Fig. 3-1 is a kind of structure diagram of loading device that stops provided in an embodiment of the present invention；

Fig. 3-2 is a kind of structure diagram of first determination unit provided in an embodiment of the present invention；

Fig. 3-3 is a kind of structure diagram of second determination unit provided in an embodiment of the present invention；

Fig. 3-4 is a kind of structure diagram of judging unit provided in an embodiment of the present invention

Fig. 3-5 is the structure diagram of another parking loading device provided in an embodiment of the present invention；

Fig. 3-6 is a kind of structure diagram of first processing units provided in an embodiment of the present invention；

Fig. 3-7 is a kind of structure diagram of second processing unit provided in an embodiment of the present invention.

Pass through above-mentioned attached drawing, it has been shown that the specific embodiment of the present invention will be hereinafter described in more detail.These attached drawings It is not intended to limit the range of present inventive concept by any mode with word description, but is by reference to specific embodiment Those skilled in the art illustrate idea of the invention.

Specific embodiment

To make the object, technical solutions and advantages of the present invention clearer, below in conjunction with attached drawing to embodiment party of the present invention Formula is described in further detail.

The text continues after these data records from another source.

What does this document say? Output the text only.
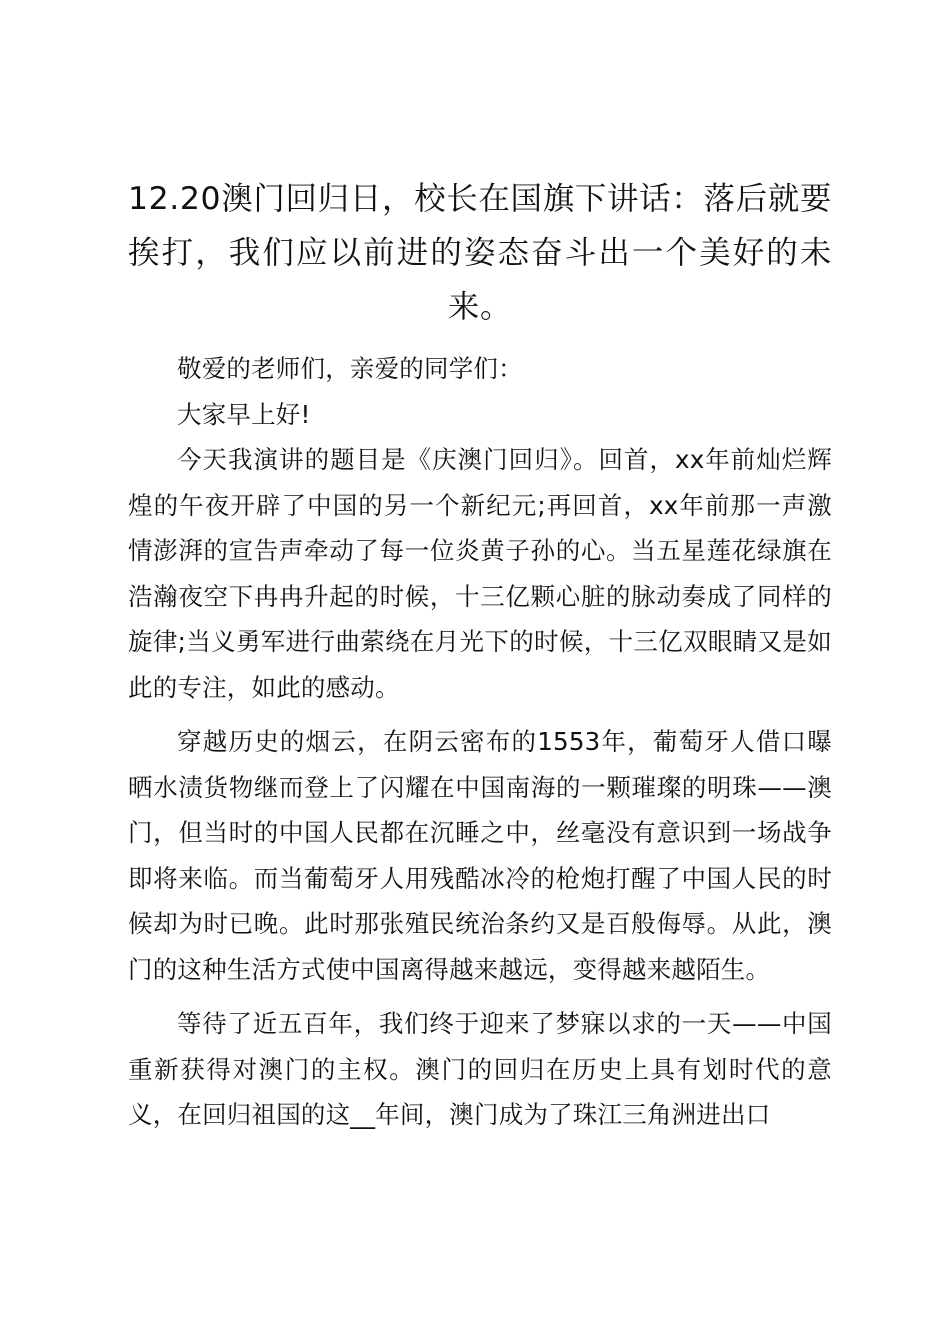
12.20澳门回归日，校长在国旗下讲话：落后就要挨打，我们应以前进的姿态奋斗出一个美好的未来。

敬爱的老师们，亲爱的同学们：

大家早上好!

今天我演讲的题目是《庆澳门回归》。回首，xx年前灿烂辉煌的午夜开辟了中国的另一个新纪元;再回首，xx年前那一声激情澎湃的宣告声牵动了每一位炎黄子孙的心。当五星莲花绿旗在浩瀚夜空下冉冉升起的时候，十三亿颗心脏的脉动奏成了同样的旋律;当义勇军进行曲萦绕在月光下的时候，十三亿双眼睛又是如此的专注，如此的感动。

穿越历史的烟云，在阴云密布的1553年，葡萄牙人借口曝晒水渍货物继而登上了闪耀在中国南海的一颗璀璨的明珠——澳门，但当时的中国人民都在沉睡之中，丝毫没有意识到一场战争即将来临。而当葡萄牙人用残酷冰冷的枪炮打醒了中国人民的时候却为时已晚。此时那张殖民统治条约又是百般侮辱。从此，澳门的这种生活方式使中国离得越来越远，变得越来越陌生。

等待了近五百年，我们终于迎来了梦寐以求的一天——中国重新获得对澳门的主权。澳门的回归在历史上具有划时代的意义，在回归祖国的这__年间，澳门成为了珠江三角洲进出口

An embodiment of the present invention provides a kind of parking storage method, as shown in Figure 1, the parking storage method can include：

Step 101 determines the first action control parameter according to the status information of this vehicle, which is stopping including this vehicle The location information of location information, target parking stall in parking environment in vehicle environment, the first action control parameter include throttle Or brake the first starting force angle value, direction disc spins the first initial angle.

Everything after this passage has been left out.